SANTI ED EROI

SANTI ED EROI

 valentino rossi

San Valentino…

Valentino Rossi è più di un campione. È una rockstar: trascina le folle, ha fan club in tutto il mondo, lascia strabiliati per il suo talento da gigante. Mentre è in sella alla moto ha un potere ipnotico. Si è rivelato magico fin dall’esordio, appena diciassettenne, nel 1996: tutti con il fiato sospeso mentre taglia il vento e danza fra le curve. Oggi quell’eroe dinoccolato ed elettrico sta per iniziare (29 marzo, GP del Qatar) la sua ventesima stagione del mondiale di motociclismo. E quest’anno può essere davvero speciale: quello che lo potrebbe portare alla conquista del decimo titolo. Nove infatti sono finora i mondiali vinti dal fenomeno di Tavullia in una carriera che lo ha visto scattare dal semaforo 312 volte, arrivare primo in 108 gare, sul podio per ben 196 volte, sbriciolando record su record.

È, e rimane tuttora, l’unico pilota ad aver conquistato titoli in 4 categorie, 125, 250, 500 e MotoGp. Tutti adorano la sua spontaneità, l’energia positiva, le battute a fine gara, sempre e comunque sia andata. Ma dietro questo ragazzo scanzonato si nasconde un’«arma letale» per preparazione, tecnica e precisione, che ha saputo negli anni far mangiare la polvere a numerosi avversari. Mai sentito parlare delle battaglie con Gibernau, Biaggi, Stoner e Lorenzo? Sono solo alcuni dei campioni che hanno abbassato la testa di fronte alla tenacia e all’istinto di Vale. Molti hanno rinunciato, altri continuano a inseguirlo.
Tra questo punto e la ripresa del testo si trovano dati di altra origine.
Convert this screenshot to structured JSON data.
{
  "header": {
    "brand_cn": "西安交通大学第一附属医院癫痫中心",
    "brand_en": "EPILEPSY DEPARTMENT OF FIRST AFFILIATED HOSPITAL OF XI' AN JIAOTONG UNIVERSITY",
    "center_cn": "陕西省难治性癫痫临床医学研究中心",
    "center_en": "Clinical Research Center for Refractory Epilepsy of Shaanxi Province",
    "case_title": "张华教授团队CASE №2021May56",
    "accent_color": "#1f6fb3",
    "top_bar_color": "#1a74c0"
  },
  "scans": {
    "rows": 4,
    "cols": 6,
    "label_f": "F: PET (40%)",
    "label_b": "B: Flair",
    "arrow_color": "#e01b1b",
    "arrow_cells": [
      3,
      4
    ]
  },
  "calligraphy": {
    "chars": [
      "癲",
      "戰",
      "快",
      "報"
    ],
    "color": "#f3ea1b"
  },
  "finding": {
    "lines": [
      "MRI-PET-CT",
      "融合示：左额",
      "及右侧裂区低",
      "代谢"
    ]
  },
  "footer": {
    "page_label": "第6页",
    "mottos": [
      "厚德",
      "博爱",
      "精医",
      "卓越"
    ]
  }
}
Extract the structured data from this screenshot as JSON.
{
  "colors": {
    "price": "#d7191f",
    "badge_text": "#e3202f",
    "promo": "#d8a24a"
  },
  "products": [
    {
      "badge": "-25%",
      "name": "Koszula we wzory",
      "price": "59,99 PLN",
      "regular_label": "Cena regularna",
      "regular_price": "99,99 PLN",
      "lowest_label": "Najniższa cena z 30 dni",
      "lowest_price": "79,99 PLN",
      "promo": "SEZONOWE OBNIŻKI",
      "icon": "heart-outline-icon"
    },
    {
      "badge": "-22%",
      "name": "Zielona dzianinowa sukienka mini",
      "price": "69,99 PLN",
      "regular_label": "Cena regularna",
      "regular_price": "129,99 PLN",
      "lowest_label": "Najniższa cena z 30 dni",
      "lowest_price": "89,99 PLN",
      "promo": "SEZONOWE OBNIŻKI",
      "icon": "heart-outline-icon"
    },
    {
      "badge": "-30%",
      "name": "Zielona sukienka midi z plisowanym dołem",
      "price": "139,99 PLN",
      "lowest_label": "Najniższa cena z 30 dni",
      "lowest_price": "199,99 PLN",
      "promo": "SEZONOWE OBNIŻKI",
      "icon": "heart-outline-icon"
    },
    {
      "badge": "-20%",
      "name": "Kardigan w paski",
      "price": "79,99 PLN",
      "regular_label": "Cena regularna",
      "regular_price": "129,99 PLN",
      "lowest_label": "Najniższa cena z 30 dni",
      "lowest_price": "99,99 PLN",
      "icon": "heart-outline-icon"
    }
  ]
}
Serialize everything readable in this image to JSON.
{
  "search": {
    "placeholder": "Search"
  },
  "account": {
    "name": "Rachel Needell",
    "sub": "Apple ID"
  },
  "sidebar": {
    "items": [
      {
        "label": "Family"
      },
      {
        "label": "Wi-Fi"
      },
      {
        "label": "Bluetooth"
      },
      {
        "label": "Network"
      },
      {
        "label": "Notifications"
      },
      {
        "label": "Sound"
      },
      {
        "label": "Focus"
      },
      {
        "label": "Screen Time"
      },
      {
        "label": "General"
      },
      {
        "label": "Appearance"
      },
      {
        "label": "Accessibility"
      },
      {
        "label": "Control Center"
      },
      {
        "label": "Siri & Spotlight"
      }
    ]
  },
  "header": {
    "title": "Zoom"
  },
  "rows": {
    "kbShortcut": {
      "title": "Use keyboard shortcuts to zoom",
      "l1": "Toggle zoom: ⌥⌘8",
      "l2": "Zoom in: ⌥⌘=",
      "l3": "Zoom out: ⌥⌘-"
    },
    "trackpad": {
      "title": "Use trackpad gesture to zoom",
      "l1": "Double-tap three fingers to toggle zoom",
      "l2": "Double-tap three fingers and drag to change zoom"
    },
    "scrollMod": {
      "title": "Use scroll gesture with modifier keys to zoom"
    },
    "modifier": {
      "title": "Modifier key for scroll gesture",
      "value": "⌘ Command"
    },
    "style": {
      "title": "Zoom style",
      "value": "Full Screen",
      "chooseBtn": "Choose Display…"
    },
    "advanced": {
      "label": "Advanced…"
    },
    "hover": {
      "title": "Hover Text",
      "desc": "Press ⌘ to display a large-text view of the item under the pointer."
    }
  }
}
Ama tutte le sfide: nel 2004 decide di lasciare la vincente Honda per salire sulla Yamaha, diventando così anche il primo pilota a conquistare due gare consecutive con due moto diverse. Nel 2011 la firma con Ducati. Ma il sogno di tutto un Paese di vedere un binomio italiano vincente sfuma. Due anni bui che non lo destabilizzano, anzi. Torna in sella alla Yamaha, impiega un anno per riassaporare il gusto nella guida e nel 2014 sale 13 volte sul podio conquistando il secondo posto nella classifica finale, dietro solo al nuovo baby fenomeno Márquez.

Oggi a 36 anni è più carico che mai. Si butta nuovamente nella mischia con più convinzione e cattiveria sportiva, per riconquistare quella vittoria mondiale che gli manca dal 2009. Le premesse sono buone e il «ragazzo» sembra aver ritrovato il polso degli anni migliori. Il colore giallo, suo portafortuna da sempre, anche quest’anno illumina la sua tuta di pelle, per tenere a bada la scaramanzia e trasformarlo nel nostro supereroe della velocità.

senna

-        Core Do Brazil

Ayrton Senna, l’uomo ossessionato dalla perfezione, il pilota che preferiva il bagnato all’asciutto, il campione che credeva in Dio, è morto 20 anni fa, al 7° giro del GP di San Marino a Imola, il 1° maggio in un fine settimana che a raccontarlo oggi non ci credi. Senna muore con la sua William, alla curva de Tamburello. Alla curva Villeneuve (triste presagio) era morto il giorno prima Roland Ratzenberger.

Correre per me è un modo di vivere aveva detto. Un modo di ridere, di piangere, di esprimere i miei sentimenti. La mattina dopo i giornali brasiliani scrissero: si è rotto lo specchio dove ci vedevamo i primi del mondo 20 anni dopo Pelè. Nel giorno del suo funerale le persone che si riversarono nelle strade di San Paolo furono più di 3 milioni. Il giorno della finale dei mondiali di Usa 94, la nazionale brasiliana gli dedicò la vittoria e Baggio disse: “non ho mai tirato un rigore così alto, forse è stato Senna a portare il pallone verso di lui verso il cielo. L’emozione suscitata dalla sua morte ha contribuito a cambiare per sempre il mondo della F. Uno. Dopo di lui, perdere la vita in una gara è diventata una cosa definitivamente inaccettabile. E la sicurezza una faccenda da trattare definitivamente sul serio. I circuiti, le auto, gli incidenti; dopo Senna nulla è più stato come prima. Neppure i campioni….!!